III. The Alliance and its members

  1. The Anticapitalist Alliance is a democracy. All power in the ACA stems from its members.
  2. The members of the ACA are represented in the UN through an elected UN Delegate.
  3. The UN Delegate is required to represent the will of the ACA majority in the placement of their UN vote. In the case of a tie the UN Delegate is required to abstain from voting.
  4. Should a majority of the members want to change, amend or otherwise profoundly alter this constitution, they must bring this before the Founder or UN Delegate, who in turn will arrange for a vote on the issue to be held. Minor issues, i.e. spelling, grammar, wording, etc., can be changed without a vote.

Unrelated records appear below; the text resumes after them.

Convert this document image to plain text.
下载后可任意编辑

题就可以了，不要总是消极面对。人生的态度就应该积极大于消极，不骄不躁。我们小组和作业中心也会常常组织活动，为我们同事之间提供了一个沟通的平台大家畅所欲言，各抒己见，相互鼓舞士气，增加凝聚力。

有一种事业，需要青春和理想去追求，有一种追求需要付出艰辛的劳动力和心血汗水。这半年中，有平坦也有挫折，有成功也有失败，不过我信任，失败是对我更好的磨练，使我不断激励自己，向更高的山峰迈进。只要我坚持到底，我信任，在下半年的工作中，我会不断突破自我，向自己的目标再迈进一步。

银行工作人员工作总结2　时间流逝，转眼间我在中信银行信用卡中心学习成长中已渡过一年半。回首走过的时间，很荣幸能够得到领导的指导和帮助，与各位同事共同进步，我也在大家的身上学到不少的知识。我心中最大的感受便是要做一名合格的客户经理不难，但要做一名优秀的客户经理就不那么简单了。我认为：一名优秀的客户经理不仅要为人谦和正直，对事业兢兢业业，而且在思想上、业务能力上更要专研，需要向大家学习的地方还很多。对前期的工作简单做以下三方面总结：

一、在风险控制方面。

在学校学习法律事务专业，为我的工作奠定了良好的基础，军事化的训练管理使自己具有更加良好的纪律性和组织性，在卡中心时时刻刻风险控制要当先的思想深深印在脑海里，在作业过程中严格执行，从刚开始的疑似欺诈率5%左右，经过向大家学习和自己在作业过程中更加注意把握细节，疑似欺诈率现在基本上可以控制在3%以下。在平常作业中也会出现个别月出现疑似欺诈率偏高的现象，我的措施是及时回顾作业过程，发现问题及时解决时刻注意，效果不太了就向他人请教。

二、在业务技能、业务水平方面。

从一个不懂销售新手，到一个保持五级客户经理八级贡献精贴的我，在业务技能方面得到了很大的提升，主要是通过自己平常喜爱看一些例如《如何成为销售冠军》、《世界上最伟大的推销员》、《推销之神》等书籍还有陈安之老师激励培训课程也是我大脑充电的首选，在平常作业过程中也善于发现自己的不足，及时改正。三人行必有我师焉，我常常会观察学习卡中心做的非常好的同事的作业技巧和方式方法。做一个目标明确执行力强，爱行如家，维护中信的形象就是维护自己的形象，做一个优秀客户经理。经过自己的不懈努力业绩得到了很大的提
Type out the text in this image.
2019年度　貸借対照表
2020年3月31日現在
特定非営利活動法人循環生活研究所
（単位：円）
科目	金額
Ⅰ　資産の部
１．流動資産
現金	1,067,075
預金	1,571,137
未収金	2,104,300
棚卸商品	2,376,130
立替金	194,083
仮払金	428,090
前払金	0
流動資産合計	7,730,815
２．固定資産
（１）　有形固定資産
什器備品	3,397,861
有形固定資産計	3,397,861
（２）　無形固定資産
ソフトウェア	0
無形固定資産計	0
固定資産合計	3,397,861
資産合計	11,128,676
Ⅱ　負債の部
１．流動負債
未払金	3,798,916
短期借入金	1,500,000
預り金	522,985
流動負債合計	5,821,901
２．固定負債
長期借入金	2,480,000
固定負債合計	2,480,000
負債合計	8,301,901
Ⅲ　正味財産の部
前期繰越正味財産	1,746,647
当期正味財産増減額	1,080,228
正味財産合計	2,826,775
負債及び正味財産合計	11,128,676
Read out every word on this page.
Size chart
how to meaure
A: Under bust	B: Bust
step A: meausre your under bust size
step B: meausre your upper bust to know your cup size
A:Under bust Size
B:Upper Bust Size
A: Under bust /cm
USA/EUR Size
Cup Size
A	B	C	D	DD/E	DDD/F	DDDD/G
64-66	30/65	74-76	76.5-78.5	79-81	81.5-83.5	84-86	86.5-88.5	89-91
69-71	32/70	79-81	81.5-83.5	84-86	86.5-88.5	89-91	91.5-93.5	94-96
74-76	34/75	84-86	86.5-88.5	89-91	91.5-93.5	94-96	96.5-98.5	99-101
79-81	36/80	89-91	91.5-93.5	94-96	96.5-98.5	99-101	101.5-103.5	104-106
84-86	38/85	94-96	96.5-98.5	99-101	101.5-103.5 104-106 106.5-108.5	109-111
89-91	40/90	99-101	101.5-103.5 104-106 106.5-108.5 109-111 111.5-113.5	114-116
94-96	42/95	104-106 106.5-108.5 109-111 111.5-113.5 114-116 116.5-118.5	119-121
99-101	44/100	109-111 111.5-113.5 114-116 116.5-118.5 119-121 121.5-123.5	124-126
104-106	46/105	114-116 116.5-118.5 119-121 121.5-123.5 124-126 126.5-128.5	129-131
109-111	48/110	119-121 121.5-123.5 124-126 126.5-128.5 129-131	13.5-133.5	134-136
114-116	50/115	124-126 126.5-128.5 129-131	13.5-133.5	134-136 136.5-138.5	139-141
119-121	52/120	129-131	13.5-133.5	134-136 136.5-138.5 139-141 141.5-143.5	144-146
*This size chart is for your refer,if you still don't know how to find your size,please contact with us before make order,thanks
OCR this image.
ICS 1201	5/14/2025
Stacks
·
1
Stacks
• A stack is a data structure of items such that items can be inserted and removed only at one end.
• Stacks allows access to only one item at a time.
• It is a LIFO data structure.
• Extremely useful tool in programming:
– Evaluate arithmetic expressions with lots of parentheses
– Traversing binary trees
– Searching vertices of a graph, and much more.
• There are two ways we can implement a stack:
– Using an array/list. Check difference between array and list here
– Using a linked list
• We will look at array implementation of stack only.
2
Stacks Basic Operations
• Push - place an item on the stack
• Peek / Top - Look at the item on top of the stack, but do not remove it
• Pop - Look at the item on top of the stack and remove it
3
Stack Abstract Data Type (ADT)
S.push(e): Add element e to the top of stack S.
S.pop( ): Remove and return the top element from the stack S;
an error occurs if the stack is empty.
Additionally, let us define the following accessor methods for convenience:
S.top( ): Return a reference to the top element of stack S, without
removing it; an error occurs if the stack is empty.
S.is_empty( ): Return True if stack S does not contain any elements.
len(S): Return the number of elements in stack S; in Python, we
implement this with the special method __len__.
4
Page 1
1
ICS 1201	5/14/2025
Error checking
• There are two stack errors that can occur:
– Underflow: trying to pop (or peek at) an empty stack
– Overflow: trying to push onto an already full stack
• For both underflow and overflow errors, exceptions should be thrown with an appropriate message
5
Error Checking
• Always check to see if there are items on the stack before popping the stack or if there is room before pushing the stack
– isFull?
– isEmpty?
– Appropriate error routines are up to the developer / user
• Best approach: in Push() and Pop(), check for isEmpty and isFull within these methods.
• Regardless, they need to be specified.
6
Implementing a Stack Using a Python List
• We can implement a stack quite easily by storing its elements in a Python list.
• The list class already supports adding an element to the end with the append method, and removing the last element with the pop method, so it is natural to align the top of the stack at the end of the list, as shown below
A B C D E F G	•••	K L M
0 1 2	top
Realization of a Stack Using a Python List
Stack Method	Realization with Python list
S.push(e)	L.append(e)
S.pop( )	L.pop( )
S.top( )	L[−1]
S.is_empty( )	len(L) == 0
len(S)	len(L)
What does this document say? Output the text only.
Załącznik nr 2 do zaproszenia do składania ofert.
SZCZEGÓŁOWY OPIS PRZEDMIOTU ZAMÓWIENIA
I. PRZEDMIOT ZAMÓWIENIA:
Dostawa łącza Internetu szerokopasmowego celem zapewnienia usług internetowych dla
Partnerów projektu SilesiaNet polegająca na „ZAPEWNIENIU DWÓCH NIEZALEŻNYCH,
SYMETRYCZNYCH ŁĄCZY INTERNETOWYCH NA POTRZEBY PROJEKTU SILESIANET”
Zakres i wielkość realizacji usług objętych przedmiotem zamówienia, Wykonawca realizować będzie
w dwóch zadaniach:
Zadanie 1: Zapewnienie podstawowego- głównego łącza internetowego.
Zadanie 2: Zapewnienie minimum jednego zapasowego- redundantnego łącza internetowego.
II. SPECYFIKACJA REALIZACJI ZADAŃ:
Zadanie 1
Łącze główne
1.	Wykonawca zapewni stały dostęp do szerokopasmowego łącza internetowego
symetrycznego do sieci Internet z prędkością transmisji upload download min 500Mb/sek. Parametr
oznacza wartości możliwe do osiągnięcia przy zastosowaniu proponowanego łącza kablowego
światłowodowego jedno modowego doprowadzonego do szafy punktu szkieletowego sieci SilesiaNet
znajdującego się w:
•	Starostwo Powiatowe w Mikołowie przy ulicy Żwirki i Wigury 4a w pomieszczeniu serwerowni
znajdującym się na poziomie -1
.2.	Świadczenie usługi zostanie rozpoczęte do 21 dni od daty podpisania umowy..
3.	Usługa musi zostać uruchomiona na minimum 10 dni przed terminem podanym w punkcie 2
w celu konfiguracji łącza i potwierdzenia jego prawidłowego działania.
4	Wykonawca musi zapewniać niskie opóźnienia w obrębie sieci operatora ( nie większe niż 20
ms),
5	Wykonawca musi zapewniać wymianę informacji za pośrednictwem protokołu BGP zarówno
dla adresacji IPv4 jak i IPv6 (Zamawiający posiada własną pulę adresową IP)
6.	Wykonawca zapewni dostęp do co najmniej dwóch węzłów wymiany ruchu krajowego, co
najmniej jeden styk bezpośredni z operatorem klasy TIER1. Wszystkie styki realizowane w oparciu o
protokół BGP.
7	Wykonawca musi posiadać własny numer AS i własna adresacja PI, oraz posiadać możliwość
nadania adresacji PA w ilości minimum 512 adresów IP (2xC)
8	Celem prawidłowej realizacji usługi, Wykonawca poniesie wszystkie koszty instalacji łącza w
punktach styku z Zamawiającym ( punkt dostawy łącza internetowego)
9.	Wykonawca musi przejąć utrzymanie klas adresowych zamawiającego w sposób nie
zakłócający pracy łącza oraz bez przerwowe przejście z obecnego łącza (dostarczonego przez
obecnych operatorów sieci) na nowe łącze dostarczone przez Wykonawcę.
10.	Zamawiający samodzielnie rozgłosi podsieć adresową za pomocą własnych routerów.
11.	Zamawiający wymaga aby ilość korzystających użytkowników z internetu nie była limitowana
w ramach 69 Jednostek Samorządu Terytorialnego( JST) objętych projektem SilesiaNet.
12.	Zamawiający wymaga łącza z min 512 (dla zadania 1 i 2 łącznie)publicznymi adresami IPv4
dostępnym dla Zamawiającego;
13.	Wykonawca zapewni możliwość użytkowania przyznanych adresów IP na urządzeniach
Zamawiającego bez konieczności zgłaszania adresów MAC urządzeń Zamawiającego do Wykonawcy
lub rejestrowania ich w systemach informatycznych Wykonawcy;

IV. Electing the UN Delegate

  1. The UN Delegate of the Anticapitalist Alliance is elected by the UN members of said alliance.
  2. The UN Delegate is elected for a period of no more than two months. Any UN member of the ACA can be elected UN Delegate, but for no more than two consecutive two-month terms at any one time.
  3. The process of electing a UN Delegate is initiated by the Founder or, if the Founder does not fulfil this duty, the current UN Delegate. A start and stop date for the election is set by the state (Founder or UN Delegate) initiating the process.
  4. When the election is initiated, all ACA members with more than ten endorsements must leave the region temporarily to "shed" endorsements. Twenty-four hours are usually enough to loose all endorsements.
  5. The Founder disables regional control for the UN Delegate during the election and acts temporarily as UN Delegate.
  6. During one week after the initiation of the election process, any UN member of the ACA can announce its candidacy for the position as UN Delegate. After this week, the actual election is held.
  7. The process by which a Delegate is elected is a straight vote, in the form of the placing of an endorsement with one (and only one) of the announced candidates, during the election period. To keep elections fair, all candidates are required to leave the region for a period of at least 24 hours in order to 'shed' endorsements previously received.
  8. Obviously, the collection by any one nation of many endorsements, where the nations are not candidates for delegacy, may complicate elections. To preserve the democratic structure of the Anticapitalist Alliance, we ask that member nations accumulate no more than ten endorsements. Only two are required before a nation may submit proposals to the UN.
  9. After the election has ended, the Founder announces which candidate has been elected, based on which attracted the greatest number of votes. All members of the ACA are encouraged to endorse the elected UN Delegate in order to maximise ACA influence in the UN and protect the alliance from hostile actions.
  10. Should a majority of the members of the ACA be in favour of replacing the UN Delegate outside the bimonthly elections, they can initiate new elections after announcing their will to do so to the Founder.
  11. The UN Delegate can not be elected through “endorsement trading”, meaning a process wherein a member of the ACA becomes UN Delegate through trading endorsements with other members of the ACA. Should a member of the ACA become UN Delegate through endorsement trading, that nation will be obliged to step down or be forced to leave the ACA.

V. The Founder

  1. The Founder is not eligible for being elected UN Delegate, except during the process wherein a new UN Delegate is elected, when the Founder temporarily has the role of UN Delegate.
  2. When the Founder acts as UN Delegate, the voting rules outlined in Chapter III applies.